O último contágio, ou pelo menos o último surto desse clichê, aconteceu durante as crises americanas de 2001-2002, mistura de estouro da bolha pontocom com espirros econômicos causados pelo terrorismo.
Na verdade, porém, o Brasil padecia mesmo é de imunodeficiências autóctones, tais como desordem fiscal, incertezas sérias sobre inflação, dívida externa alta, efeitos restantes do erro do câmbio fixo e ameaças de petismo alucinado.
Agora, o país parece vacinado por um terço de trilhão de dólares em reservas, algo mais em forma nas medidas macroeconômicas e vitaminado pela China. Tanto assim que a gente mal dá bola para as desventuras da economia americana.
A contaminação de origem americana mais relevante, a torrente de dólares derivada da política monetária frouxíssima, é assunto complicado demais para chamar a atenção além das gentes especializadas.
A feia rateada do PIB dos EUA no primeiro trimestre mal foi notada por aqui. Decerto, nosso provincianismo autocentrado e juvenil também pouco se ocupa de saber o que nos causaria um possível, embora ainda remoto, desarranjo chinês, que cairia muito mal. Ainda assim, dado o nosso histórico de dependência americana, causa impressão que a economia deles agora seja nota de pé de página de jornal.
Há uma conversa persistente sobre o risco de estagflação, de crescimento econômico baixo com inflação (faz menos de um ano, temia-se a deflação...). Esse nome feio foi o apelido dado aos problemas macroeconômicos americanos da década dos 1970 e início dos 1980. Não há medida precisa para o fenômeno, mas uma inflação além dos 5% e crescimento inferior a 2% seria um chute razoável para caracterizá-lo.
Pois bem, a economia dos Estados Unidos cresceu pouco mais de 2% nos últimos quatro trimestres ("ano"). A inflação medida pelo índice de preços ao consumidor (CPI) está em 2,7%, sobre um ano antes. A medida levada mais a sério pelo Fed, o banco central deles, está em 1,8% (inflação dos gastos pessoais).
O crescimento vai mal, certo -o ritmo do PIB da década passada foi o pior em quase 60 anos. Mas onde está a inflação? Está chegando, dizem os mais ortodoxos.
O Fed não acredita. Projeta para este ano crescimento do PIB em torno de 3,2%, com inflação abaixo de 2%. Para o fogo da inflação pegar, em tese é preciso desemprego baixo -a taxa caiu de 10% em 2010 para algo menos que 9%, ainda alta. De resto, Paul Krugman não cansa de lembrar que o nível de ocupação na economia na verdade não se recuperou após 2008.

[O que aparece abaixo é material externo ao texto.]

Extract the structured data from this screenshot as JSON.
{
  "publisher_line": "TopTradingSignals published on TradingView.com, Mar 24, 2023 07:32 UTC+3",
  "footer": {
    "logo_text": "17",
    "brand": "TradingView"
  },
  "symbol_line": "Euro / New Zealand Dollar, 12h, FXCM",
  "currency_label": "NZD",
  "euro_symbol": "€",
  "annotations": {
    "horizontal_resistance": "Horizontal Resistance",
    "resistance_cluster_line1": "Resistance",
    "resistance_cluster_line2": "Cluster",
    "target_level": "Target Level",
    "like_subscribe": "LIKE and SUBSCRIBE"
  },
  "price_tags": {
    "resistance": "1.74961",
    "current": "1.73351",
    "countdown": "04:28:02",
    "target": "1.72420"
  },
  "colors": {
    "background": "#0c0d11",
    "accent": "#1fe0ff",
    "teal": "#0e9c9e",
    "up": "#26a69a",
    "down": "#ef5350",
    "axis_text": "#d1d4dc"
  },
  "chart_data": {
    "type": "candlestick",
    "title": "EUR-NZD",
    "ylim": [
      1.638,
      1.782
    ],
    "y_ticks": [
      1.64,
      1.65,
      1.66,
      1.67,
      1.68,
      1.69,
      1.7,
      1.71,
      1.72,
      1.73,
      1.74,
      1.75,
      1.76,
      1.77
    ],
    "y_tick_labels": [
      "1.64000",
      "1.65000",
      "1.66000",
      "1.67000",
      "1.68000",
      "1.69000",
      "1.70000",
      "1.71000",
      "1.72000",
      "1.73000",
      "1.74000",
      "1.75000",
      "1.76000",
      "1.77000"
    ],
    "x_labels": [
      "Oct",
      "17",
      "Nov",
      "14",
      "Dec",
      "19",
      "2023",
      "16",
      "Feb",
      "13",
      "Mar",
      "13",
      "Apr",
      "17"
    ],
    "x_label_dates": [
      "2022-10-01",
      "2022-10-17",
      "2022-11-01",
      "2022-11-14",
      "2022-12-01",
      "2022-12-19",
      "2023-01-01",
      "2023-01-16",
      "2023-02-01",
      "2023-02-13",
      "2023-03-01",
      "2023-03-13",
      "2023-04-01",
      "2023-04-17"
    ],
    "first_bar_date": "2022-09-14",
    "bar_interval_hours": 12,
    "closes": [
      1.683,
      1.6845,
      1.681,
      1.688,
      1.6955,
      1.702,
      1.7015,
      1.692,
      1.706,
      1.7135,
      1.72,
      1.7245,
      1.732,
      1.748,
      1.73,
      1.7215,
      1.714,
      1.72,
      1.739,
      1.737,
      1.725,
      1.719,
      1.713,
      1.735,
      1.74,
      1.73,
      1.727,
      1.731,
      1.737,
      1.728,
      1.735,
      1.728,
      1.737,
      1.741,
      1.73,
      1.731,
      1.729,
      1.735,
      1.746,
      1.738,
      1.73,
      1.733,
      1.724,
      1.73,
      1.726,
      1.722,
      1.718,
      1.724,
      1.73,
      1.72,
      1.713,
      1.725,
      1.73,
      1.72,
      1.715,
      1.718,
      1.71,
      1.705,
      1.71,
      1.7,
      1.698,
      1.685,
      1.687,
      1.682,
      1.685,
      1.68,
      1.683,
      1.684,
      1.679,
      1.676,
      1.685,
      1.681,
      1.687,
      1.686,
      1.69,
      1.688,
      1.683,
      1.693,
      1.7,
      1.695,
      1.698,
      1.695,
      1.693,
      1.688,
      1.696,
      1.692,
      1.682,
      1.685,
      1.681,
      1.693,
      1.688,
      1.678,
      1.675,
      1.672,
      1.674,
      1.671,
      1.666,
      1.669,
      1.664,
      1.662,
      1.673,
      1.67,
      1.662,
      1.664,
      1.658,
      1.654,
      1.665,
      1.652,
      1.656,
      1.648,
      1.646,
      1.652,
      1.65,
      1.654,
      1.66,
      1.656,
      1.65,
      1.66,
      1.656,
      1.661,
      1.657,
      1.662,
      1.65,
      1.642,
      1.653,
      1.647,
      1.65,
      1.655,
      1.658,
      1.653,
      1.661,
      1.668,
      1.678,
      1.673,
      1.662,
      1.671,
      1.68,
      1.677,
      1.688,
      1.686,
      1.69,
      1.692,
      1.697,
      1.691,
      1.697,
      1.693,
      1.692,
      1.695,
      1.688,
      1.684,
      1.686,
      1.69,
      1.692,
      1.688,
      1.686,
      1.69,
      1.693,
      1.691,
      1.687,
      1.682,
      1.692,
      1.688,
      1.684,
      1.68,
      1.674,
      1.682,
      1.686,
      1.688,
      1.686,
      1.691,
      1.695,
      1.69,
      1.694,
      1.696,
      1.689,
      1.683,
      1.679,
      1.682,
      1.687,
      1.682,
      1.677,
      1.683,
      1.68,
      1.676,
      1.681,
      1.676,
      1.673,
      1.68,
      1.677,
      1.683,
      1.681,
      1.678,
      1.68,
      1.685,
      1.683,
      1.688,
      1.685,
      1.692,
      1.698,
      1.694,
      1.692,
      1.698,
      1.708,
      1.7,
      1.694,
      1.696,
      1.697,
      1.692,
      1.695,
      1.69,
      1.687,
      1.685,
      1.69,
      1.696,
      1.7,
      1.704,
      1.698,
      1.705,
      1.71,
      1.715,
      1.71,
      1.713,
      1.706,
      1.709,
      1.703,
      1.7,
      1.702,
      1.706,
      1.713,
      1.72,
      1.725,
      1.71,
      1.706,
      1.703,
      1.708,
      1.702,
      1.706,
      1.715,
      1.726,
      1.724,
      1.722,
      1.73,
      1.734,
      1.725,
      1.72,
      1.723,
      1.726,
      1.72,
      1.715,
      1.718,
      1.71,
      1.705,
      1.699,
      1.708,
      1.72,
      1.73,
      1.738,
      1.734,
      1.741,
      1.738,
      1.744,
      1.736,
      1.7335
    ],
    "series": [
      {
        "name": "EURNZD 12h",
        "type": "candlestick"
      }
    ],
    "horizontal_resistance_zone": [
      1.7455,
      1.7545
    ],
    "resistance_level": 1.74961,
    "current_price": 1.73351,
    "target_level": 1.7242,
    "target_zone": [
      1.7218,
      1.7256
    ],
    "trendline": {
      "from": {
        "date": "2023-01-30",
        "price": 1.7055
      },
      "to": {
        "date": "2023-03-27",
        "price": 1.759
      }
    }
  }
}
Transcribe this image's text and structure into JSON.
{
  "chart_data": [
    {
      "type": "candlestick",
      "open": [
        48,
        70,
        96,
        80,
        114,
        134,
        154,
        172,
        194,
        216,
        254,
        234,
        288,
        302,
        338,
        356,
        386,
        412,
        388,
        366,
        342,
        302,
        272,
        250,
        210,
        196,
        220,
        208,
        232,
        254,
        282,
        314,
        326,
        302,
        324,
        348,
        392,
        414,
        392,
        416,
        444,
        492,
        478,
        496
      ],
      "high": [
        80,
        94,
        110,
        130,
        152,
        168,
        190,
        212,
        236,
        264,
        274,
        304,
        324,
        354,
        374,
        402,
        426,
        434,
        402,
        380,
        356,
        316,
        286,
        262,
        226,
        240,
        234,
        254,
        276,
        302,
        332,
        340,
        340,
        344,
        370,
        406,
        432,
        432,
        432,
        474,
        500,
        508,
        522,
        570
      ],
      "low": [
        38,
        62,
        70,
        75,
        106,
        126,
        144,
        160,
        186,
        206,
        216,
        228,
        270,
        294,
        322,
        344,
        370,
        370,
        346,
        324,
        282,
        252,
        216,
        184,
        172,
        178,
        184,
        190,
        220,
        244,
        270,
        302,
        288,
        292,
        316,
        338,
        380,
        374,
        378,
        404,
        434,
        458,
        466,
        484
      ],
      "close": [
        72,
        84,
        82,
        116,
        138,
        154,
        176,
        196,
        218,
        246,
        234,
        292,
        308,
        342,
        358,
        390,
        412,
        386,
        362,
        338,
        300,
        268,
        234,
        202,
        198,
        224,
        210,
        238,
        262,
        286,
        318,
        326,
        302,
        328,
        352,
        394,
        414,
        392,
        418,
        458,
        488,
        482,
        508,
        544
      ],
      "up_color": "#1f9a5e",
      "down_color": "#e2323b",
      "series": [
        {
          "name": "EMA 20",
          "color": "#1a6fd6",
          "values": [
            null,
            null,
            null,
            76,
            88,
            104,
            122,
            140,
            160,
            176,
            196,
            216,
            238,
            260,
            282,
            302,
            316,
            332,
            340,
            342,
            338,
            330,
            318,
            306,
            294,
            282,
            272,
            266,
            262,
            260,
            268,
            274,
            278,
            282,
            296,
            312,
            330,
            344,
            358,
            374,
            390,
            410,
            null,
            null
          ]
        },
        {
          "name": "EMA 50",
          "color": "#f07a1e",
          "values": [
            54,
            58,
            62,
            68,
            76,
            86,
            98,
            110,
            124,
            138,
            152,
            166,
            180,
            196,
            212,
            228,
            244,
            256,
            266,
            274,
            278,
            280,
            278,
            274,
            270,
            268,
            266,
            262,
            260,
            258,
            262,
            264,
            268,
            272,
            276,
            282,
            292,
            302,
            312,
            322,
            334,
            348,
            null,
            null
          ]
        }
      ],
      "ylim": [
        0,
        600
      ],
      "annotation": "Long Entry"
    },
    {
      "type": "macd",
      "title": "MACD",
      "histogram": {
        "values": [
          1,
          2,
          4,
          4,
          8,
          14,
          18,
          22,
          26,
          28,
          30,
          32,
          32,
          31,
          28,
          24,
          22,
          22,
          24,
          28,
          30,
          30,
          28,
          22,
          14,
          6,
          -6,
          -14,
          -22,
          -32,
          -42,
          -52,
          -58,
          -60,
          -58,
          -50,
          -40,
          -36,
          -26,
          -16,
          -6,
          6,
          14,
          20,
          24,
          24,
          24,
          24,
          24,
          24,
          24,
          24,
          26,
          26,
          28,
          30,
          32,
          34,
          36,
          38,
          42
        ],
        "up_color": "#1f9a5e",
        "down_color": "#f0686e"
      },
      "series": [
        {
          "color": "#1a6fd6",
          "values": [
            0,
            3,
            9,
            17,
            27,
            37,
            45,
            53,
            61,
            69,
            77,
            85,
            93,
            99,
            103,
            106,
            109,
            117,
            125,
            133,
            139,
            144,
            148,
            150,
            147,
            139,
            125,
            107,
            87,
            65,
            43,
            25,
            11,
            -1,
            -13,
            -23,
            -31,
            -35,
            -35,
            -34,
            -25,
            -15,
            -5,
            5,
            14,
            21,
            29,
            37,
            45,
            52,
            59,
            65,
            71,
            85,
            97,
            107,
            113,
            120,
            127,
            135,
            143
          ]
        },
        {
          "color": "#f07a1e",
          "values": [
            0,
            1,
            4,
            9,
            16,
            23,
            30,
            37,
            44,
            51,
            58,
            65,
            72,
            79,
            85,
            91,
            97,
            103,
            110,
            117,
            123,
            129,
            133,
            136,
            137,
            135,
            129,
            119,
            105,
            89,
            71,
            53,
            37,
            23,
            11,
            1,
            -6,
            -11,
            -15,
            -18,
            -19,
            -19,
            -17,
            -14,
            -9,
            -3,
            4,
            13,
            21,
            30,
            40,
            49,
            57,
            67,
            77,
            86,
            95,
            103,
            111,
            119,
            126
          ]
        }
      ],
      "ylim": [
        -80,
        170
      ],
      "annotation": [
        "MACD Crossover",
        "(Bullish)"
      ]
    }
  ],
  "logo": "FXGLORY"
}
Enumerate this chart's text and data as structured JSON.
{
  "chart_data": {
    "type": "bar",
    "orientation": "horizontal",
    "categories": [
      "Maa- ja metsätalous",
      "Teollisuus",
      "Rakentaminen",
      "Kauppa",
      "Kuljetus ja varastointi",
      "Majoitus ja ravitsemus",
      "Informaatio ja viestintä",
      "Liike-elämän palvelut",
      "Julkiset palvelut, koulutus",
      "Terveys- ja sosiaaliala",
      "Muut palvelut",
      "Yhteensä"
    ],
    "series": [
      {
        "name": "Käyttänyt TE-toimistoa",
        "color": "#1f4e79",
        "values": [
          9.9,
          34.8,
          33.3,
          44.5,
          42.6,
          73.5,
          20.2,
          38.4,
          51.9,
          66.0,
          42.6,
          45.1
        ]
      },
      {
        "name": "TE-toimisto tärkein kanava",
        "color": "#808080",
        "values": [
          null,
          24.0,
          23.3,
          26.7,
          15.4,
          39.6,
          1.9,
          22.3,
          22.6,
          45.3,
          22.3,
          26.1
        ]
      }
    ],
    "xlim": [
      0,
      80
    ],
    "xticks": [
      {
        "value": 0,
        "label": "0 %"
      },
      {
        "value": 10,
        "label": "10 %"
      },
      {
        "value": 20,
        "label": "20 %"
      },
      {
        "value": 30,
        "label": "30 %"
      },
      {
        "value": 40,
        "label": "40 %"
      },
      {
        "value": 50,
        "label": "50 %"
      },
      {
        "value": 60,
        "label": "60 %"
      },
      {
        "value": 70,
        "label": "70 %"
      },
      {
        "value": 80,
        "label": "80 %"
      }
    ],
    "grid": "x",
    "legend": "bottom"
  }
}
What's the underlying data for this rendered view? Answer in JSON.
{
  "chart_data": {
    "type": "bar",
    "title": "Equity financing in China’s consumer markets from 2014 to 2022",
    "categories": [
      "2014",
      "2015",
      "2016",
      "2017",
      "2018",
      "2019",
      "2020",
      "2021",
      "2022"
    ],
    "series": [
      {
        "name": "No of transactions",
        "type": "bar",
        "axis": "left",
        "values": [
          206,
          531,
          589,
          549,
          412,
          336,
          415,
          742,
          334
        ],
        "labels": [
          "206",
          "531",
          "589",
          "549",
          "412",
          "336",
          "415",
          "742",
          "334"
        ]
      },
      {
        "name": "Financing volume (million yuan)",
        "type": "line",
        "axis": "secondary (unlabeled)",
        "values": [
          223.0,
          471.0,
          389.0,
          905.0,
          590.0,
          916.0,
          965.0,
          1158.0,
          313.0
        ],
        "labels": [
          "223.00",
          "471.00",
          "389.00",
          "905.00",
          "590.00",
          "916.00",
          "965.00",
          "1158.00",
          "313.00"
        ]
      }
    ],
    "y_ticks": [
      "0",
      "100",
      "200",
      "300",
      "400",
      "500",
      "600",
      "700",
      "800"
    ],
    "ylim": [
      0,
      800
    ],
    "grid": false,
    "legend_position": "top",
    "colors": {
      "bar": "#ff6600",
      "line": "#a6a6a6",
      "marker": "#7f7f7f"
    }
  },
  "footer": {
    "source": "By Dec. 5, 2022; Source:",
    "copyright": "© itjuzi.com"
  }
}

Mas o crescimento vai pegar? A venda de casas novas voltou a cair ao nível da Grande Recessão. Entre quem paga prestação da casa, um em cada cinco deve mais que o valor do imóvel -indicador de calote próximo. O investimento das empresas voltou a cair. O preço do petróleo, persistentemente alto mas não explosivo, também faz estrago. O estímulo econômico do gasto do governo acabou. O monetário vai diminuir. Não há cheiro de desastre no ar, nem de estagflação ao estilo anos 1970. Desta vez, a encrenca é diferente. Mas é uma encrenca.